So I’ve been getting a lot of friends asking me how they can get savvy on Linux lately. I partially blame Microsoft and Apple both. Microsoft has done a great job lately of actively discouraging Windows adoption (Windows 8, amirite??) while Apple has rode a wave of success on OS X as their often best-in-class laptops have become widely adopted. Here’s my favorite ugly truth about OS X: it’s Linux. Don’t tell anybody, we don’t want to scare them, but that terminal app? Yup. While it has gotten a lot better since the PowerPC days, OS X still needs you to open a terminal window every now and then… and how seductively powerful it is once you start learning a little. Then, one drunken night, you pop open your terminal or download Ubuntu onto a thumb drive and say:
“Fuck it. We’re doing this.”
It’s okay. We’ve all been there. Don’t panic. Try typing this:
ls. Alright, now you know where you are. Let’s stop pretending we’re kids smashing papers into folders on our Dad’s desktop and generally making a mess of ourselves, okay? You see files and directories.
Now try this: type
cd Desktop and hit enter. Wow. That wasn’t very exciting. The prompt now says Desktop in it. Try that
ls command again. Different stuff, huh? All that crap that you’ve been pulling out of e-mails and web sites that you hadn’t gotten around to putting anywhere better, right? Now go back up one level by typing
cd ... Where are you?
The same fucking place you started at. Boom. Now try this piece of magic: Type
cd De and hit
Tab. Did it figure out what you actually wanted to type? Maybe finished typing the word Desktop for you?
Have you caught the fever, yet? I’m not going to tell you how to do everything. That’s not really the point of this. I want to give you some tricks on how you can learn more.
Discipline. If you have a system like OS X or Linux (with a GUI), keep a terminal window open. When you need to do anything with the file system, figure out how to do it there.
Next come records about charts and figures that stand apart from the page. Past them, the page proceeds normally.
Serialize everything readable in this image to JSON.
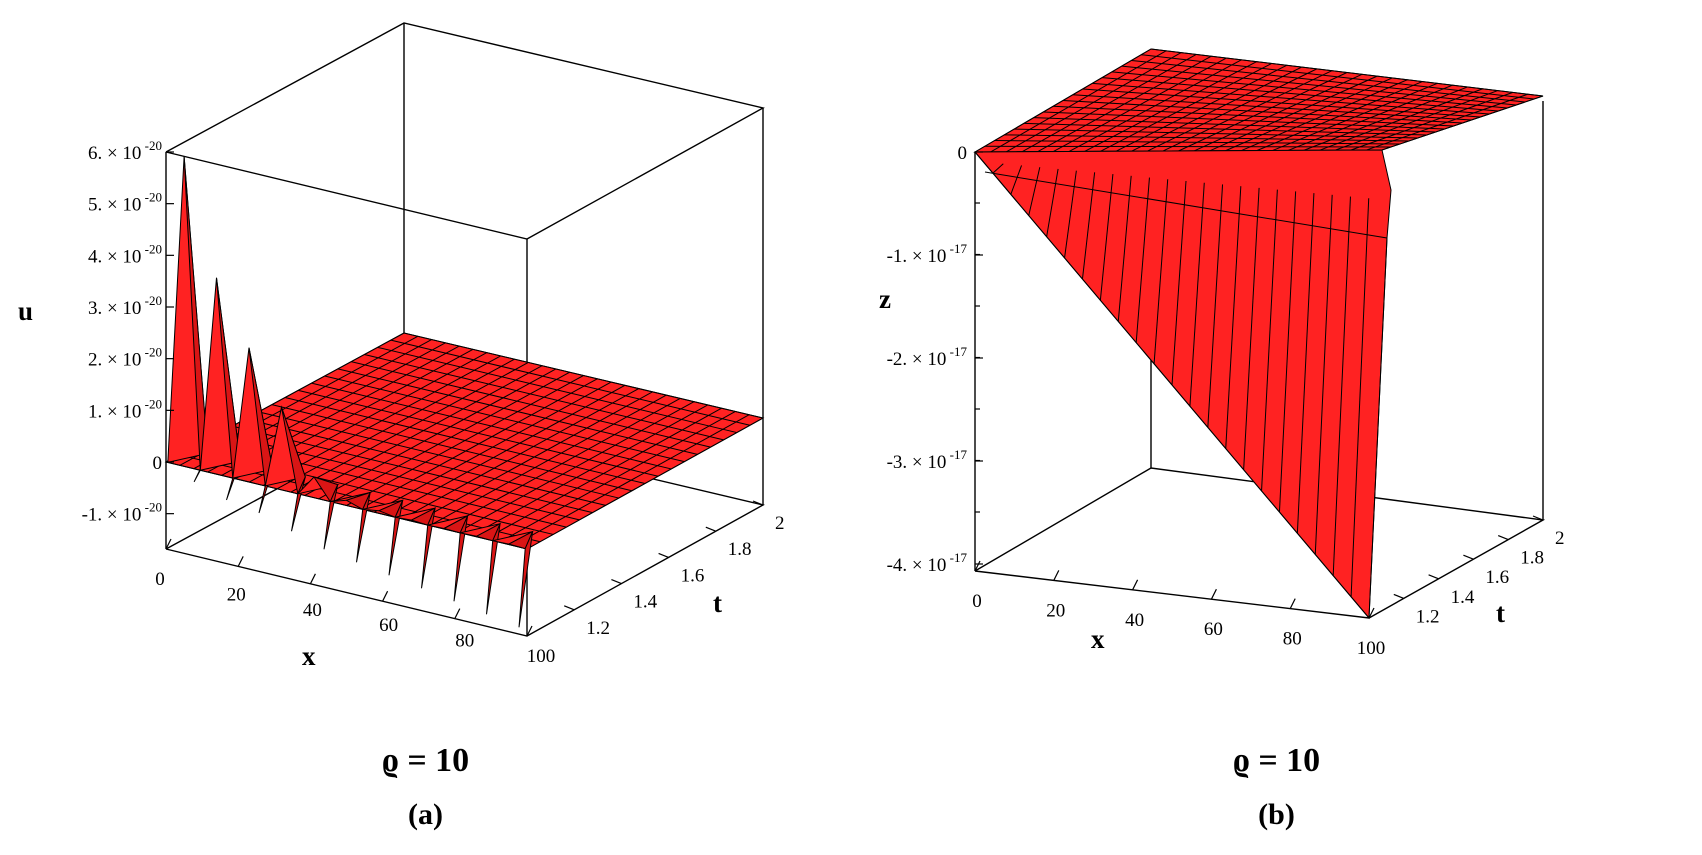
{
  "chart_data": [
    {
      "type": "surface",
      "panel_label": "(a)",
      "parameter_label": "ϱ = 10",
      "xlabel": "x",
      "ylabel": "t",
      "zlabel": "u",
      "xlim": [
        0,
        100
      ],
      "ylim": [
        1,
        2
      ],
      "zlim": [
        -1.5e-20,
        6e-20
      ],
      "x_ticks": [
        "0",
        "20",
        "40",
        "60",
        "80",
        "100"
      ],
      "y_ticks": [
        "1.2",
        "1.4",
        "1.6",
        "1.8",
        "2"
      ],
      "z_ticks": [
        {
          "mant": "6. × 10",
          "exp": "-20"
        },
        {
          "mant": "5. × 10",
          "exp": "-20"
        },
        {
          "mant": "4. × 10",
          "exp": "-20"
        },
        {
          "mant": "3. × 10",
          "exp": "-20"
        },
        {
          "mant": "2. × 10",
          "exp": "-20"
        },
        {
          "mant": "1. × 10",
          "exp": "-20"
        },
        {
          "mant": "0",
          "exp": ""
        },
        {
          "mant": "-1. × 10",
          "exp": "-20"
        }
      ],
      "edge_peaks_x": [
        5,
        14,
        23,
        32,
        41,
        50,
        59,
        68,
        77,
        86,
        95
      ],
      "edge_peaks_u": [
        6e-20,
        3.8e-20,
        2.6e-20,
        1.6e-20,
        4e-21,
        1e-21,
        5e-22,
        2e-22,
        1e-22,
        1e-22,
        1e-22
      ],
      "edge_troughs_u": [
        -3e-21,
        -5e-21,
        -6e-21,
        -8e-21,
        -1e-20,
        -1.1e-20,
        -1.2e-20,
        -1.3e-20,
        -1.4e-20,
        -1.5e-20,
        -1.6e-20
      ],
      "surface_color": "#ff2222"
    },
    {
      "type": "surface",
      "panel_label": "(b)",
      "parameter_label": "ϱ = 10",
      "xlabel": "x",
      "ylabel": "t",
      "zlabel": "z",
      "xlim": [
        0,
        100
      ],
      "ylim": [
        1,
        2
      ],
      "zlim": [
        -4.2e-17,
        0
      ],
      "x_ticks": [
        "0",
        "20",
        "40",
        "60",
        "80",
        "100"
      ],
      "y_ticks": [
        "1.2",
        "1.4",
        "1.6",
        "1.8",
        "2"
      ],
      "z_ticks": [
        {
          "mant": "0",
          "exp": ""
        },
        {
          "mant": "-1. × 10",
          "exp": "-17"
        },
        {
          "mant": "-2. × 10",
          "exp": "-17"
        },
        {
          "mant": "-3. × 10",
          "exp": "-17"
        },
        {
          "mant": "-4. × 10",
          "exp": "-17"
        }
      ],
      "surface_color": "#ff2222"
    }
  ]
}
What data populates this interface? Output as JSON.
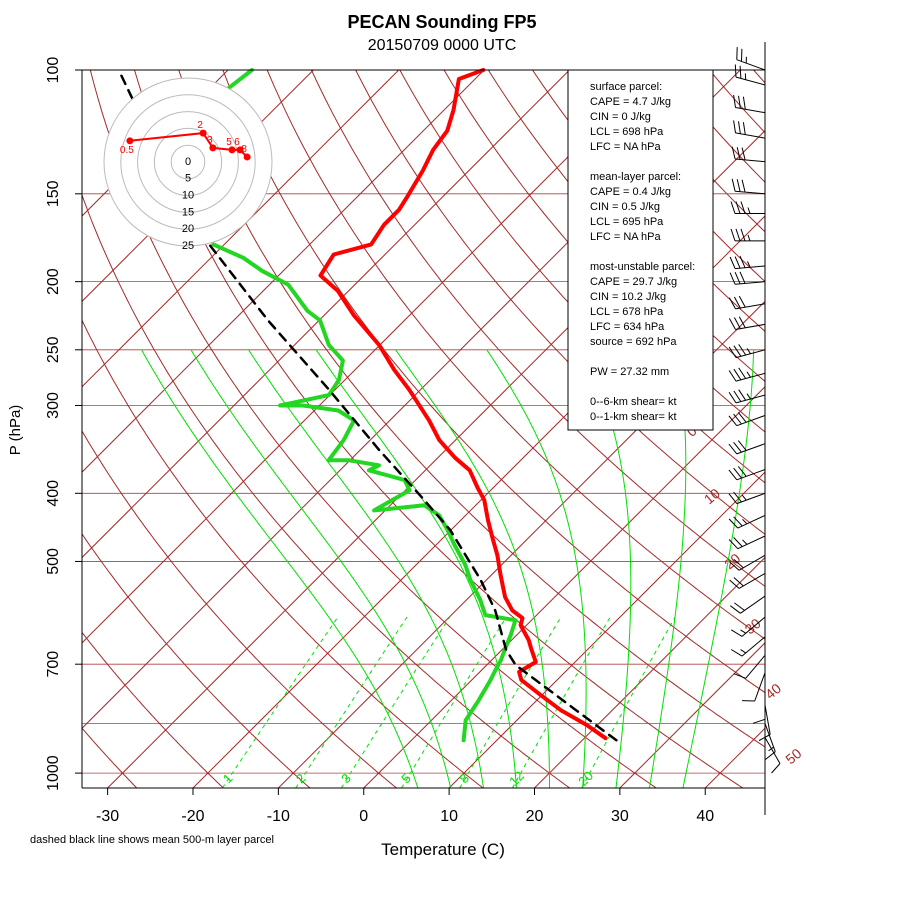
{
  "chart_data": {
    "type": "skewt",
    "title": "PECAN Sounding FP5",
    "subtitle": "20150709 0000 UTC",
    "xlabel": "Temperature (C)",
    "ylabel": "P (hPa)",
    "note": "dashed black line shows mean 500-m layer parcel",
    "xlim": [
      -33,
      47
    ],
    "xticks": [
      -30,
      -20,
      -10,
      0,
      10,
      20,
      30,
      40
    ],
    "ylim": [
      1050,
      100
    ],
    "yticks": [
      100,
      150,
      200,
      250,
      300,
      400,
      500,
      700,
      1000
    ],
    "log_y": true,
    "isobars": [
      100,
      150,
      200,
      250,
      300,
      400,
      500,
      700,
      850,
      1000
    ],
    "isotherms": {
      "color": "#a52a2a",
      "values": [
        -100,
        -90,
        -80,
        -70,
        -60,
        -50,
        -40,
        -30,
        -20,
        -10,
        0,
        10,
        20,
        30,
        40,
        50
      ],
      "labels": [
        0,
        10,
        20,
        30,
        40,
        50
      ]
    },
    "dry_adiabats": {
      "color": "#a52a2a",
      "values": [
        -40,
        -30,
        -20,
        -10,
        0,
        10,
        20,
        30,
        40,
        50,
        60,
        70,
        80,
        90,
        100,
        110,
        120,
        130,
        140,
        150,
        160,
        170,
        180
      ]
    },
    "moist_adiabats": {
      "color": "#00e000",
      "values": [
        4,
        8,
        12,
        16,
        20,
        24,
        28,
        32,
        36
      ]
    },
    "mixing_ratios": {
      "color": "#00e000",
      "values": [
        1,
        2,
        3,
        5,
        8,
        12,
        20
      ]
    },
    "series": [
      {
        "color": "#ff0000",
        "dash": false,
        "pressure": [
          892,
          854,
          814,
          775,
          737,
          718,
          695,
          664,
          647,
          616,
          602,
          587,
          562,
          523,
          490,
          463,
          437,
          409,
          393,
          371,
          356,
          336,
          315,
          285,
          267,
          246,
          223,
          206,
          196,
          183,
          177,
          166,
          158,
          151,
          139,
          130,
          122,
          114,
          103,
          100
        ],
        "values": [
          22.5,
          18.7,
          14.0,
          9.9,
          5.8,
          4.6,
          5.4,
          3.2,
          2.0,
          -0.7,
          -1.3,
          -3.4,
          -5.8,
          -8.9,
          -11.6,
          -14.2,
          -16.8,
          -19.6,
          -21.8,
          -24.8,
          -28.0,
          -31.9,
          -35.4,
          -41.3,
          -45.4,
          -50.1,
          -56.6,
          -61.3,
          -65.1,
          -66.0,
          -62.8,
          -63.6,
          -63.6,
          -64.2,
          -65.4,
          -66.6,
          -67.2,
          -68.9,
          -71.9,
          -70.1
        ]
      },
      {
        "color": "#22d622",
        "dash": false,
        "pressure": [
          898,
          841,
          788,
          737,
          713,
          691,
          664,
          636,
          606,
          596,
          567,
          531,
          506,
          474,
          451,
          430,
          416,
          423,
          396,
          383,
          371,
          365,
          359,
          359,
          336,
          315,
          305,
          300,
          300,
          290,
          276,
          259,
          246,
          227,
          220,
          212,
          202,
          193,
          185,
          177,
          150,
          106,
          100
        ],
        "values": [
          6.1,
          4.0,
          3.2,
          2.2,
          1.6,
          1.1,
          0.2,
          -0.7,
          -1.9,
          -6.0,
          -8.4,
          -11.9,
          -14.2,
          -17.8,
          -20.4,
          -23.1,
          -26.0,
          -31.3,
          -29.5,
          -31.3,
          -36.6,
          -36.0,
          -40.1,
          -42.5,
          -43.1,
          -44.2,
          -47.2,
          -51.9,
          -54.6,
          -50.1,
          -50.7,
          -52.5,
          -56.0,
          -59.9,
          -62.5,
          -64.8,
          -67.8,
          -72.5,
          -76.2,
          -81.3,
          null,
          -97.8,
          -97.2
        ]
      },
      {
        "color": "#000000",
        "dash": true,
        "pressure": [
          898,
          702,
          668,
          587,
          531,
          451,
          402,
          347,
          285,
          227,
          175,
          139,
          100
        ],
        "values": [
          24.0,
          3.4,
          0.5,
          -5.4,
          -10.7,
          -20.1,
          -27.8,
          -37.8,
          -50.7,
          -66.0,
          -82.5,
          -95.4,
          -112.8
        ]
      }
    ],
    "winds": {
      "pressure": [
        100,
        105,
        115,
        125,
        135,
        150,
        160,
        175,
        190,
        200,
        215,
        230,
        250,
        270,
        290,
        310,
        340,
        370,
        400,
        430,
        460,
        490,
        520,
        560,
        600,
        640,
        680,
        720,
        760,
        800,
        850,
        890
      ],
      "direction": [
        290,
        285,
        280,
        280,
        275,
        275,
        270,
        270,
        265,
        265,
        260,
        260,
        255,
        255,
        255,
        250,
        250,
        250,
        250,
        245,
        245,
        240,
        240,
        235,
        230,
        230,
        220,
        200,
        180,
        170,
        160,
        150
      ],
      "speed": [
        25,
        25,
        30,
        30,
        30,
        30,
        35,
        35,
        35,
        30,
        30,
        30,
        35,
        35,
        35,
        30,
        30,
        30,
        25,
        25,
        25,
        20,
        20,
        20,
        15,
        15,
        10,
        10,
        10,
        10,
        15,
        10
      ]
    },
    "hodograph": {
      "color": "#ff0000",
      "rings": [
        0,
        5,
        10,
        15,
        20,
        25
      ],
      "heights": [
        0.5,
        2,
        3,
        5,
        6,
        8
      ],
      "u": [
        -17.3,
        4.5,
        7.4,
        13.1,
        15.5,
        17.6
      ],
      "v": [
        6.3,
        8.6,
        4.2,
        3.6,
        3.6,
        1.5
      ]
    },
    "info": [
      [
        "surface parcel:",
        "CAPE = 4.7 J/kg",
        "CIN = 0 J/kg",
        "LCL = 698 hPa",
        "LFC = NA hPa"
      ],
      [
        "mean-layer parcel:",
        "CAPE = 0.4 J/kg",
        "CIN = 0.5 J/kg",
        "LCL = 695 hPa",
        "LFC = NA hPa"
      ],
      [
        "most-unstable parcel:",
        "CAPE = 29.7 J/kg",
        "CIN = 10.2 J/kg",
        "LCL = 678 hPa",
        "LFC = 634 hPa",
        "source = 692 hPa"
      ],
      [
        "PW =  27.32 mm"
      ],
      [
        "0--6-km shear=  kt",
        "0--1-km shear=  kt"
      ]
    ]
  }
}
Once you learn some program names, start trying to use it as your application launcher. Only reach for the mouse when you have to consult a web site for help.
linuxcommand.org is a fantastic primer. I’m not interested in reinventing their great work. Also, try virtually any command you can give the system followed by a
--help. These are called arguments (not just something you had with your parents as an adolescent). They will also give you some shorthand answers to your questions. If you still have questions, try typing
man command, where command is whatever thing you’re trying to figure out (like
man ls); this will give you the full manual.
Tab it out. The
Tabkey is your friend. It autocompletes commands, filenames, directories, everything. Hit it once and nothing happens, maybe there are multiple things that it could be. It it twice and the terminal should display all of the possibilities. If it doesn’t display anything, you misspelled what you wanted or you want something that doesn’t exist. Either way, it saves you a lot of typing and headaches.
With a bit of practice, you’ll be computing like nobody’s business and ready to write scripts to automate your work and totally hack the planet. Or at least impress your nerd friends with how fast you navigated their Mac’s hard drive to find all of their porn.